Most Nodes understand this message.

From a deeper technical perspective, you signal it by setting the "nSequence" field on one of your inputs to something less than 0xfffffffe, but its ok if this part doesn’t really make sense :).

paris hilton thats hot GIF

But don’t worry, some wallets make it easy - like in @ElectrumWallet, you can enable this by going to Tools → Electrum Preferences, and then check the box:

(Note, you must do this BEFORE sending your original transaction).

Electrum RBF Settings Option

Now what happens when you send a transaction and there’s immediately an unexpected fee spike?

You can simply recreate the same transaction, but this time with a higher fee, and submit it to the network!

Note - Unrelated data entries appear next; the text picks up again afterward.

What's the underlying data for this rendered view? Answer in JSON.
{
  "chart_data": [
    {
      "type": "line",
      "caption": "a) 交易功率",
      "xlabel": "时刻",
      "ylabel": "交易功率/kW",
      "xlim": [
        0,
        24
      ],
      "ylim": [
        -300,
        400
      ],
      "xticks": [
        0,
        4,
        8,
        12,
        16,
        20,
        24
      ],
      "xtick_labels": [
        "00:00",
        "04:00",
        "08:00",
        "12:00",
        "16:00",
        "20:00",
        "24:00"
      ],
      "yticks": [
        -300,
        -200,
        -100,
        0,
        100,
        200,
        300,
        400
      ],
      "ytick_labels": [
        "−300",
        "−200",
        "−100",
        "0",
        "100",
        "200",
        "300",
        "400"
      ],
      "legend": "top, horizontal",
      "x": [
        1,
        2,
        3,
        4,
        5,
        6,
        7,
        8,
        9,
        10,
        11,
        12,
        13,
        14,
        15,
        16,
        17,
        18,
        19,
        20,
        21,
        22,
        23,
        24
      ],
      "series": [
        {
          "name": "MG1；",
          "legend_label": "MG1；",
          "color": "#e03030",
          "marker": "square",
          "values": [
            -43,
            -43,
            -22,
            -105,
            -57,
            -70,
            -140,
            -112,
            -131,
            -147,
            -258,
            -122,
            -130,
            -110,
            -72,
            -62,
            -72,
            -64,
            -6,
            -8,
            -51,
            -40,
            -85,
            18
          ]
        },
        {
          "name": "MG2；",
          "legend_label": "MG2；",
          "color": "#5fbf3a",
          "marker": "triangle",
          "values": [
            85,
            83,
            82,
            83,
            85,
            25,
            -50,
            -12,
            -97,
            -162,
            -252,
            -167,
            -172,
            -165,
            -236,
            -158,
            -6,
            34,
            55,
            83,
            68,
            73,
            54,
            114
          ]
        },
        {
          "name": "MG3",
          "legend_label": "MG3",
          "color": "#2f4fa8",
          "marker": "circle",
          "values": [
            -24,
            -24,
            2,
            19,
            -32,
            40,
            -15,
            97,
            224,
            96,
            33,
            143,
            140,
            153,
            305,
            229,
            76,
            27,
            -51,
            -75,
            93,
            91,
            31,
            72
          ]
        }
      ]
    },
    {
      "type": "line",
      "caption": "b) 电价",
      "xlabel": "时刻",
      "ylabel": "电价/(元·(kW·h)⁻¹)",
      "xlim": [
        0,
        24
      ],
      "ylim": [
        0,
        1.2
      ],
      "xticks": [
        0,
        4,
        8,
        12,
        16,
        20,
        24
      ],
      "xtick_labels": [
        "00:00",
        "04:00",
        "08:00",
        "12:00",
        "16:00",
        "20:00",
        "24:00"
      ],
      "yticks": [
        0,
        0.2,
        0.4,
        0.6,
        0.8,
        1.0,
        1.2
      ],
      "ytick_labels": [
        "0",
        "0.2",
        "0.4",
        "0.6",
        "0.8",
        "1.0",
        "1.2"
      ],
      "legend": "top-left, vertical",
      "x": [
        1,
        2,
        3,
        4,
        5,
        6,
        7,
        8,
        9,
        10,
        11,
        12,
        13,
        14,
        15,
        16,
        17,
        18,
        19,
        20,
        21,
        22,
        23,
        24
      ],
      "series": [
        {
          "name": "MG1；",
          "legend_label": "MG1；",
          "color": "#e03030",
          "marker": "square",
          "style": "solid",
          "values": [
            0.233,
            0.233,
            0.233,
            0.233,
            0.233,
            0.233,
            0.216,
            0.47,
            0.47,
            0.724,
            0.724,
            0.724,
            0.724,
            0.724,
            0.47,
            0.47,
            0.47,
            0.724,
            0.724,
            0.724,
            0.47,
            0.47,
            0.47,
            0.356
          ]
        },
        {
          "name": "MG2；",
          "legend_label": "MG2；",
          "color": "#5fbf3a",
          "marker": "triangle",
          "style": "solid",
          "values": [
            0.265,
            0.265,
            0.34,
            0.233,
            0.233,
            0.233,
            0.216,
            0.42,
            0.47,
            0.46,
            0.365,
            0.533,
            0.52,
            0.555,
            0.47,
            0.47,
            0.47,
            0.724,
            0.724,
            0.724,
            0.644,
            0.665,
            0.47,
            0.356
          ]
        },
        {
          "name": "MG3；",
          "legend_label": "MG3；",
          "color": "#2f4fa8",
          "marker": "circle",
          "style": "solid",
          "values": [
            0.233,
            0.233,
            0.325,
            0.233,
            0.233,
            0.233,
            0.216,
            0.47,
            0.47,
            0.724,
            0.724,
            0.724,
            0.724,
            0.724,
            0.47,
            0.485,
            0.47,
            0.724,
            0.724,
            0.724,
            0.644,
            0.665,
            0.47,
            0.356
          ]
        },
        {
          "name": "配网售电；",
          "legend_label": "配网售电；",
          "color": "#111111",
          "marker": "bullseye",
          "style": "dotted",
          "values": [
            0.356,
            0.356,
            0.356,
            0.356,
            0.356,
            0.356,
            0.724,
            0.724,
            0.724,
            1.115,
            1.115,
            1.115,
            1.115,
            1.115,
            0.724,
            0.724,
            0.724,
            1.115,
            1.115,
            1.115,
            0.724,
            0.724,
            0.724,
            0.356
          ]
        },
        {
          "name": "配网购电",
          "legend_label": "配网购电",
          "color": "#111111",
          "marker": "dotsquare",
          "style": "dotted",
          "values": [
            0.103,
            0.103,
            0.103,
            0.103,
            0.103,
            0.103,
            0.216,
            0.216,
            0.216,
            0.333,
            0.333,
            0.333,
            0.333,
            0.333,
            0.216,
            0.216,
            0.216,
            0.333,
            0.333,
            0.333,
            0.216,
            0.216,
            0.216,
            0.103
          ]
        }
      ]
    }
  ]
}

Electrum helps you do this easily by clicking on the transaction like so:

Electrum Bump Fee Option Electrum Bump Fee Dialog

This new transaction will be the same as your original one, except it pays a higher fee.

Since your original transaction signaled RBF, the Nodes will accept your new higher-fee one and ditch your old lower-fee one.

So Excited Joy GIF by GIPHY

Now you don’t have to worry about those unexpected fee spikes (you can just leave RBF enabled by default).

What do ya’ll think? What are the tradeoffs to enabling RBF vs not? To me it seems like mostly a win, and there isn’t much downside to enabling RBF on all your transactions.

The biggest downside it seems is that people you’re sending to will be less trustworthy of your unconfirmed transactions (because they can be replaced).

But most merchants are conditioned to not accept unconfirmed transactions anyway, so this isn’t much of a loss.

That’s RBF in a nutshell, hope it was informative.